Wow, thank you for your work! Unfortunately, HAOS appears to have no package manager and so I cannot install sysstat. Any way around this?

skyrock · July 8, 2024, 12:19pm

No, it started at 2. There was a sync that started at 4:00 AM, but stopping the Google Drive Backup-Addon did not change the crazy amount of disk reads.

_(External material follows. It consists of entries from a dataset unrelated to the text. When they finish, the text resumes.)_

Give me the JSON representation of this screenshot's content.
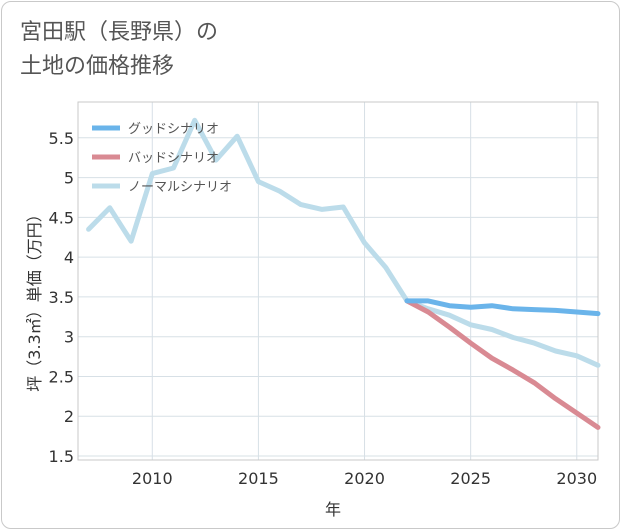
{
  "title_lines": [
    "宮田駅（長野県）の",
    "土地の価格推移"
  ],
  "chart_data": {
    "type": "line",
    "title": "宮田駅（長野県）の土地の価格推移",
    "xlabel": "年",
    "ylabel": "坪（3.3㎡）単価（万円）",
    "xlim": [
      2006.5,
      2031
    ],
    "ylim": [
      1.45,
      5.95
    ],
    "x_ticks": [
      2010,
      2015,
      2020,
      2025,
      2030
    ],
    "y_ticks": [
      1.5,
      2,
      2.5,
      3,
      3.5,
      4,
      4.5,
      5,
      5.5
    ],
    "grid": true,
    "legend_position": "top-left",
    "series": [
      {
        "name": "グッドシナリオ",
        "color": "#6ab4ea",
        "points": [
          [
            2022,
            3.45
          ],
          [
            2023,
            3.45
          ],
          [
            2024,
            3.39
          ],
          [
            2025,
            3.37
          ],
          [
            2026,
            3.39
          ],
          [
            2027,
            3.35
          ],
          [
            2028,
            3.34
          ],
          [
            2029,
            3.33
          ],
          [
            2030,
            3.31
          ],
          [
            2031,
            3.29
          ]
        ]
      },
      {
        "name": "バッドシナリオ",
        "color": "#d98a93",
        "points": [
          [
            2022,
            3.45
          ],
          [
            2023,
            3.31
          ],
          [
            2024,
            3.12
          ],
          [
            2025,
            2.92
          ],
          [
            2026,
            2.73
          ],
          [
            2027,
            2.58
          ],
          [
            2028,
            2.42
          ],
          [
            2029,
            2.22
          ],
          [
            2030,
            2.04
          ],
          [
            2031,
            1.86
          ]
        ]
      },
      {
        "name": "ノーマルシナリオ",
        "color": "#bcdcea",
        "points": [
          [
            2007,
            4.35
          ],
          [
            2008,
            4.62
          ],
          [
            2009,
            4.2
          ],
          [
            2010,
            5.05
          ],
          [
            2011,
            5.12
          ],
          [
            2012,
            5.72
          ],
          [
            2013,
            5.22
          ],
          [
            2014,
            5.52
          ],
          [
            2015,
            4.95
          ],
          [
            2016,
            4.83
          ],
          [
            2017,
            4.66
          ],
          [
            2018,
            4.6
          ],
          [
            2019,
            4.63
          ],
          [
            2020,
            4.18
          ],
          [
            2021,
            3.87
          ],
          [
            2022,
            3.45
          ],
          [
            2023,
            3.35
          ],
          [
            2024,
            3.27
          ],
          [
            2025,
            3.15
          ],
          [
            2026,
            3.09
          ],
          [
            2027,
            2.99
          ],
          [
            2028,
            2.92
          ],
          [
            2029,
            2.82
          ],
          [
            2030,
            2.76
          ],
          [
            2031,
            2.64
          ]
        ]
      }
    ]
  }
}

07-08 02:13:11 INFO [backup.drive.drivesource] Deleting 'Partial Backup 2024-07-05 02:00:00' From Google Drive
07-08 02:13:12 DEBUG [backup.watcher] Checking backup source for changes...
07-08 02:13:12 DEBUG [backup.model.syncer] Sync requested by Backup Directory Watcher
07-08 02:13:12 INFO [backup.model.coordinator] Syncing Backups
07-08 04:01:37 DEBUG [backup.model.destinationprecache] Preemptively retrieving and caching info from the backup destination to avoid peak demand
07-08 04:01:37 DEBUG [backup.drive.driverequests] Requesting refreshed Google Drive credentials
07-08 04:01:39 DEBUG [backup.model.syncer] Sync requested by Coordinator
07-08 04:01:39 INFO [backup.model.coordinator] Syncing Backups
07-08 05:32:38 DEBUG [backup.model.destinationprecache] Preemptively retrieving and caching info from the backup destination to avoid peak demand
07-08 05:32:38 DEBUG [backup.drive.driverequests] Requesting refreshed Google Drive credentials
07-08 05:44:45 DEBUG [backup.model.syncer] Sync requested by Coordinator
07-08 05:44:45 INFO [backup.model.coordinator] Syncing Backups

skyrock · July 8, 2024, 12:28pm

Wow, this could be it! Recordings indeed stop at 4AM! I attributed this to the high cpu load.

My recorder settings are:

recorder:
  purge_keep_days: 30

I temporarily changed them to:

recorder:
#  purge_keep_days: 30
  auto_purge: false

Lets see what happens at 4AM! However, I run none of the mentioned integrations.

sysadmin · July 8, 2024, 12:47pm

You nailed the issue. Kudos.

skyrock · July 9, 2024, 4:45pm

Just to let you know that this indeed appears to be the issue, no problems tonight after setting

auto_purge: false

Thank you to everyone who helped me find the culprit!